The Film
The feel-bad movie of 2008, Revolutionary Road is a masterful look at relationships, ambition and the way we fool ourselves viewed through the lens of ‘50s suburban discontent. Director Sam Mendes explores many similar themes to those in his Oscar-winning debut American Beauty, but here, they’re stripped of all irony, leaving the viewer with only the gut-wrenching reality of how two people in extremely close proximity can be miles apart. Despite its consistent downbeat tone, Revolutionary Road is intensely watchable, worth viewing more than once for its stellar acting, superb costume and set design, and its chokingly claustrophobic atmosphere evoked by Mendes’ direction.
Leonardo DiCaprio and Kate Winslet re-team as Frank and April Wheeler, a young couple who meet at a party, flirting and making small talk. She wants to be an actress. He doesn’t know what he wants out of life, but he wants something big. In these opening scenes, they’re happy together. It’s going to be one of the few times in the film that’s the case.
Jump forward several years, and they’re married. April has pretty much failed as an actress and Frank has settled into a dull bureaucratic job selling office machines in New York City. Their suburban Connecticut existence is everything they hoped to avoid. Only a few minutes into the film, they’re at each other’s throats, and that’s part of what makes Revolutionary Road so successful – rather than going the tried-and-true route of showing a relationship slowly disintegrating, we join them post-disintegration. This isn’t a film about the unraveling of a marriage; things are totally unraveled almost from the very beginning. Rather, we get to watch them try to claw their way back up into happiness, deciding they’re going to make a new life for themselves by moving to Paris. Happiness seems to return, but hardly anyone can be honest enough with themselves in this film to realize that it’s all just a show.
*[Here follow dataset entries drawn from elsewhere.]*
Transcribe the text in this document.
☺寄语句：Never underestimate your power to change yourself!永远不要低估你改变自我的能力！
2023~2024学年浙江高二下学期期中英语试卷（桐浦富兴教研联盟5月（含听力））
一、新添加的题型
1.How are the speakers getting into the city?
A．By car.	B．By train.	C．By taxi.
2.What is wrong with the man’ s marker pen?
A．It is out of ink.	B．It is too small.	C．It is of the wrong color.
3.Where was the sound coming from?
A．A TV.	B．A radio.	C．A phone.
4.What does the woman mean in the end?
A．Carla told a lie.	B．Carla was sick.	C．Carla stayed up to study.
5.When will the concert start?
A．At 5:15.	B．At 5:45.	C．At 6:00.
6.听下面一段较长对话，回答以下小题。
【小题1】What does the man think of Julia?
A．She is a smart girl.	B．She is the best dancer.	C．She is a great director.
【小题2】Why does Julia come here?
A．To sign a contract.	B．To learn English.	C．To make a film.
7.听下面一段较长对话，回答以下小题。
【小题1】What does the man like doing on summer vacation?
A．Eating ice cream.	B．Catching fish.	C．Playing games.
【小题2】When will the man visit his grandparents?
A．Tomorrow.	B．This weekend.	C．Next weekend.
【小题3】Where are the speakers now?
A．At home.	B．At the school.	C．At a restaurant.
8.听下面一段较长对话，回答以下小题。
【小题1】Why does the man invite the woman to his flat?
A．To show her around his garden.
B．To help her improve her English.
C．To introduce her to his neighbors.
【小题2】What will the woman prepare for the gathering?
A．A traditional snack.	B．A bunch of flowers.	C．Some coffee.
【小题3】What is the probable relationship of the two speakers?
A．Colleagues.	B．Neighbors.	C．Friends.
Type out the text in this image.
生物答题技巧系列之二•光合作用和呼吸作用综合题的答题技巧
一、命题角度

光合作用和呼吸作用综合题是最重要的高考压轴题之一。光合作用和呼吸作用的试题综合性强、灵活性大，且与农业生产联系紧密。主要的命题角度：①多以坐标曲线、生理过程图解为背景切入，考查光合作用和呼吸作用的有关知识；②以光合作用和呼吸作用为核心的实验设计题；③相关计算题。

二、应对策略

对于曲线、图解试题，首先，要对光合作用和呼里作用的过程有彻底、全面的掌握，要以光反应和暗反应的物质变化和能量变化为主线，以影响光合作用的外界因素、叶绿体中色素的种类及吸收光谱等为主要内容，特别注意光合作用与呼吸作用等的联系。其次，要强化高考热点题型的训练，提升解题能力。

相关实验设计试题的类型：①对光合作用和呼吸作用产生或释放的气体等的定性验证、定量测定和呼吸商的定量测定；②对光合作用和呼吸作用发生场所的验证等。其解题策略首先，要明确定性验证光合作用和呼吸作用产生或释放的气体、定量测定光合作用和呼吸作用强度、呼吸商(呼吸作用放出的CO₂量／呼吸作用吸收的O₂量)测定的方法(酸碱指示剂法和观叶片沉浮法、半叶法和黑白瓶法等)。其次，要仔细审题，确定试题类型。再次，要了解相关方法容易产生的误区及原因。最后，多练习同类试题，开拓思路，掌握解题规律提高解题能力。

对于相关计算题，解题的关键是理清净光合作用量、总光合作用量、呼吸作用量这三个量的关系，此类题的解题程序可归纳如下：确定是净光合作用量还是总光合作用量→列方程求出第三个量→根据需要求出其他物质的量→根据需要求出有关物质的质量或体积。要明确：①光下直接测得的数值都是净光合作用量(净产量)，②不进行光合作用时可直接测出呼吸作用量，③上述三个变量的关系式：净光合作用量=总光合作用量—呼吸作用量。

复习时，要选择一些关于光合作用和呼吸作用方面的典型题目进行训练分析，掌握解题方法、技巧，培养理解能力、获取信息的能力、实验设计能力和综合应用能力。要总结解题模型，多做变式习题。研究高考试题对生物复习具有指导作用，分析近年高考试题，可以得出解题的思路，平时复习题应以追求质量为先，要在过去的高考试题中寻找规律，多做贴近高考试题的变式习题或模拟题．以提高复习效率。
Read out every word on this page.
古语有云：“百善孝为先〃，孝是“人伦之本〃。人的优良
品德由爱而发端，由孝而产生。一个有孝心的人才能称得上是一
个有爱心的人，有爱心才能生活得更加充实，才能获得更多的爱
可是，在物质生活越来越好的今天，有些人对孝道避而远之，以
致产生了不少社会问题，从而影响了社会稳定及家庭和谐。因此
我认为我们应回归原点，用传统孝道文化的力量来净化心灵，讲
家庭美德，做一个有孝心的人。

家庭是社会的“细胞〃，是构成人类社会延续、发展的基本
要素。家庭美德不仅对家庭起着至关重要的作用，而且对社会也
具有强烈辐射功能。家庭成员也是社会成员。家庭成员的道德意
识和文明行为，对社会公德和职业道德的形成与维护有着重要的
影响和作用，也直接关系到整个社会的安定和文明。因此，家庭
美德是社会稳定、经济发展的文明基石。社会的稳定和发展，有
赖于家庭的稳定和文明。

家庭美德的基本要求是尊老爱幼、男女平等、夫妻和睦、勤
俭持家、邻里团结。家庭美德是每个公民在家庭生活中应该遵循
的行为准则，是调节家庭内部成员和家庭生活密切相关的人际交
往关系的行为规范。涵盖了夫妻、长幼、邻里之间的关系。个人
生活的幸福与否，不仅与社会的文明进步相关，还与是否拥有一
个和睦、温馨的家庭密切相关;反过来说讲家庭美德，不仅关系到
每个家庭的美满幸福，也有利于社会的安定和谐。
Both DiCaprio and Winslet give career performances here, and it’s only the politics of award season that vaulted Winslet’s lesser performance in The Reader over this one, which was far more emotionally resonant. The great Oscar-nominated supporting performance by Michael Shannon as a mentally ill character who seems to be the only one willing to speak the truth is also magnetic, and entertaining in an unsettlingly funny way.